We'd spent two years negotiating for permission to film in Lechuguilla, but after finally winning them over they'd made it clear that this was likely to be the last crew to be allowed to film in the hallowed caverns. The pressure was on.


To capture Lechuguilla's unique beauty, the crew were going to have to spend ten days underground - the maximum time we thought we could work without sunlight while still retaining our sanity.


Return trips to the surface were just not possible since getting to our underground campsite involved a gruelling eight hour journey, which passed through such narrow passages we were worried about getting ourselves through them - let alone the small jib arm vital to our filming.


The first half of the journey was unremarkable and certainly gave no indication of the beauty that lay ahead, but once we'd descended Boulder Falls, an adrenaline fired abseil of 60 metres in utter blackness, we began to get a glimpse of why we were here.

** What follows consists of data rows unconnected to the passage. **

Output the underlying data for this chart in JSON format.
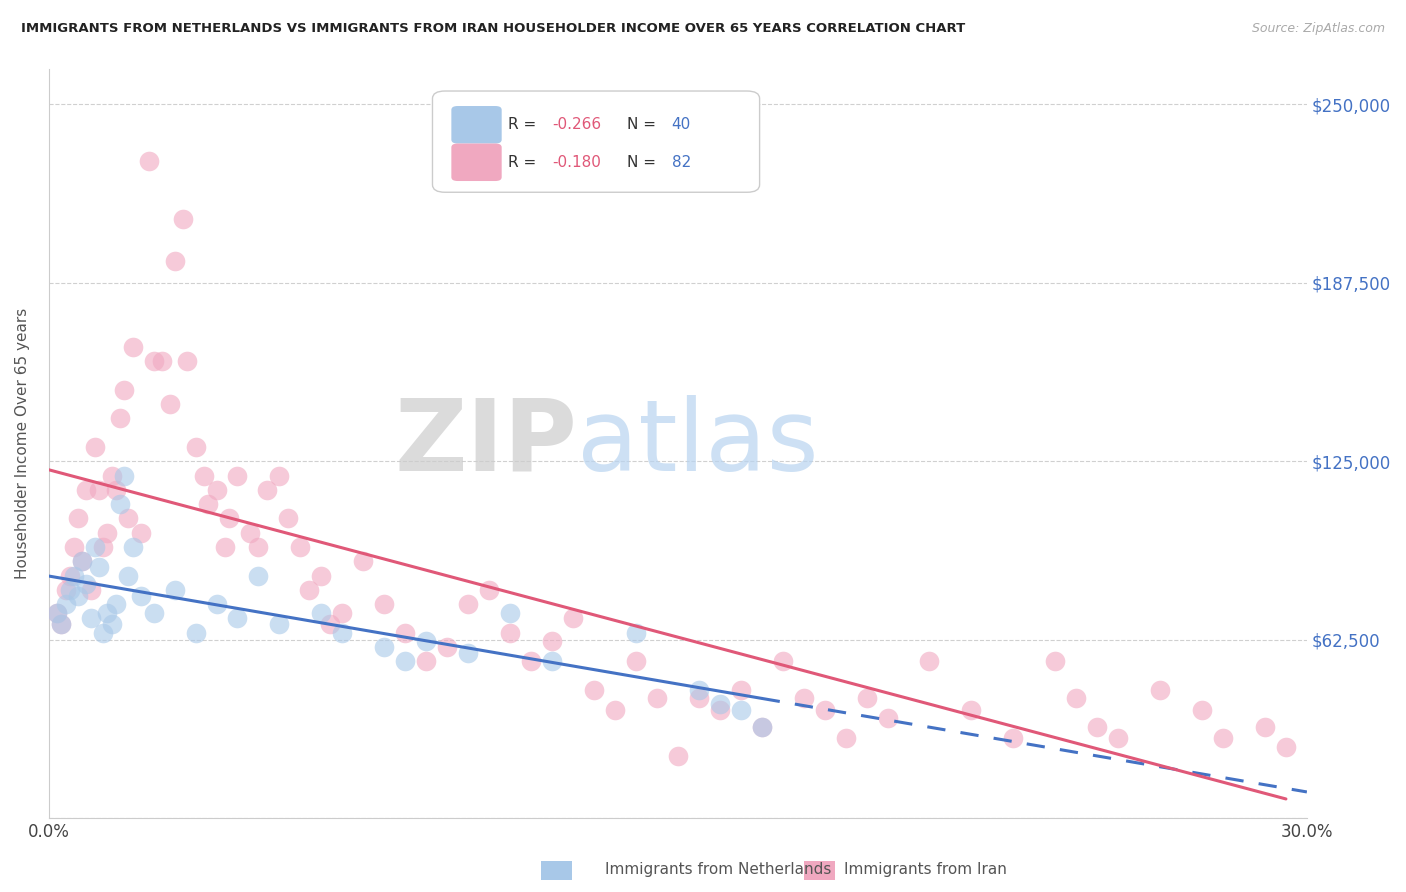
{
  "title": "IMMIGRANTS FROM NETHERLANDS VS IMMIGRANTS FROM IRAN HOUSEHOLDER INCOME OVER 65 YEARS CORRELATION CHART",
  "source": "Source: ZipAtlas.com",
  "ylabel": "Householder Income Over 65 years",
  "yticks": [
    0,
    62500,
    125000,
    187500,
    250000
  ],
  "ytick_labels": [
    "",
    "$62,500",
    "$125,000",
    "$187,500",
    "$250,000"
  ],
  "xlim": [
    0.0,
    0.3
  ],
  "ylim": [
    0,
    262500
  ],
  "legend_R_netherlands": "-0.266",
  "legend_N_netherlands": "40",
  "legend_R_iran": "-0.180",
  "legend_N_iran": "82",
  "netherlands_color": "#a8c8e8",
  "iran_color": "#f0a8c0",
  "netherlands_line_color": "#4472c4",
  "iran_line_color": "#e05878",
  "netherlands_scatter": [
    [
      0.002,
      72000
    ],
    [
      0.003,
      68000
    ],
    [
      0.004,
      75000
    ],
    [
      0.005,
      80000
    ],
    [
      0.006,
      85000
    ],
    [
      0.007,
      78000
    ],
    [
      0.008,
      90000
    ],
    [
      0.009,
      82000
    ],
    [
      0.01,
      70000
    ],
    [
      0.011,
      95000
    ],
    [
      0.012,
      88000
    ],
    [
      0.013,
      65000
    ],
    [
      0.014,
      72000
    ],
    [
      0.015,
      68000
    ],
    [
      0.016,
      75000
    ],
    [
      0.017,
      110000
    ],
    [
      0.018,
      120000
    ],
    [
      0.019,
      85000
    ],
    [
      0.02,
      95000
    ],
    [
      0.022,
      78000
    ],
    [
      0.025,
      72000
    ],
    [
      0.03,
      80000
    ],
    [
      0.035,
      65000
    ],
    [
      0.04,
      75000
    ],
    [
      0.045,
      70000
    ],
    [
      0.05,
      85000
    ],
    [
      0.055,
      68000
    ],
    [
      0.065,
      72000
    ],
    [
      0.07,
      65000
    ],
    [
      0.08,
      60000
    ],
    [
      0.085,
      55000
    ],
    [
      0.09,
      62000
    ],
    [
      0.1,
      58000
    ],
    [
      0.11,
      72000
    ],
    [
      0.12,
      55000
    ],
    [
      0.14,
      65000
    ],
    [
      0.155,
      45000
    ],
    [
      0.16,
      40000
    ],
    [
      0.165,
      38000
    ],
    [
      0.17,
      32000
    ]
  ],
  "iran_scatter": [
    [
      0.002,
      72000
    ],
    [
      0.003,
      68000
    ],
    [
      0.004,
      80000
    ],
    [
      0.005,
      85000
    ],
    [
      0.006,
      95000
    ],
    [
      0.007,
      105000
    ],
    [
      0.008,
      90000
    ],
    [
      0.009,
      115000
    ],
    [
      0.01,
      80000
    ],
    [
      0.011,
      130000
    ],
    [
      0.012,
      115000
    ],
    [
      0.013,
      95000
    ],
    [
      0.014,
      100000
    ],
    [
      0.015,
      120000
    ],
    [
      0.016,
      115000
    ],
    [
      0.017,
      140000
    ],
    [
      0.018,
      150000
    ],
    [
      0.019,
      105000
    ],
    [
      0.02,
      165000
    ],
    [
      0.022,
      100000
    ],
    [
      0.024,
      230000
    ],
    [
      0.025,
      160000
    ],
    [
      0.027,
      160000
    ],
    [
      0.029,
      145000
    ],
    [
      0.03,
      195000
    ],
    [
      0.032,
      210000
    ],
    [
      0.033,
      160000
    ],
    [
      0.035,
      130000
    ],
    [
      0.037,
      120000
    ],
    [
      0.038,
      110000
    ],
    [
      0.04,
      115000
    ],
    [
      0.042,
      95000
    ],
    [
      0.043,
      105000
    ],
    [
      0.045,
      120000
    ],
    [
      0.048,
      100000
    ],
    [
      0.05,
      95000
    ],
    [
      0.052,
      115000
    ],
    [
      0.055,
      120000
    ],
    [
      0.057,
      105000
    ],
    [
      0.06,
      95000
    ],
    [
      0.062,
      80000
    ],
    [
      0.065,
      85000
    ],
    [
      0.067,
      68000
    ],
    [
      0.07,
      72000
    ],
    [
      0.075,
      90000
    ],
    [
      0.08,
      75000
    ],
    [
      0.085,
      65000
    ],
    [
      0.09,
      55000
    ],
    [
      0.095,
      60000
    ],
    [
      0.1,
      75000
    ],
    [
      0.105,
      80000
    ],
    [
      0.11,
      65000
    ],
    [
      0.115,
      55000
    ],
    [
      0.12,
      62000
    ],
    [
      0.125,
      70000
    ],
    [
      0.13,
      45000
    ],
    [
      0.135,
      38000
    ],
    [
      0.14,
      55000
    ],
    [
      0.145,
      42000
    ],
    [
      0.15,
      22000
    ],
    [
      0.155,
      42000
    ],
    [
      0.16,
      38000
    ],
    [
      0.165,
      45000
    ],
    [
      0.17,
      32000
    ],
    [
      0.175,
      55000
    ],
    [
      0.18,
      42000
    ],
    [
      0.185,
      38000
    ],
    [
      0.19,
      28000
    ],
    [
      0.195,
      42000
    ],
    [
      0.2,
      35000
    ],
    [
      0.21,
      55000
    ],
    [
      0.22,
      38000
    ],
    [
      0.23,
      28000
    ],
    [
      0.24,
      55000
    ],
    [
      0.245,
      42000
    ],
    [
      0.25,
      32000
    ],
    [
      0.255,
      28000
    ],
    [
      0.265,
      45000
    ],
    [
      0.275,
      38000
    ],
    [
      0.28,
      28000
    ],
    [
      0.29,
      32000
    ],
    [
      0.295,
      25000
    ]
  ]
}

Glacier Bay Cavern was well named. The floor looked as if it was formed from huge chunks of carved ice. It was quickly followed by other chambers whose names neatly sum up the feelings of the first explorers - places like Snow White's Passage, Tinseltown, Land of Awes and Prickly Ice Cube room.


While all the decorated caverns we'd seen were undoubtedly spectacular nothing could quite prepare us for the Chandelier Ballroom, where six metre long collections of hand sized crystals hung from the ceiling.


The sight was utterly other-worldly. I felt as if I'd been miniaturised and stuck in a large empty freezer compartment.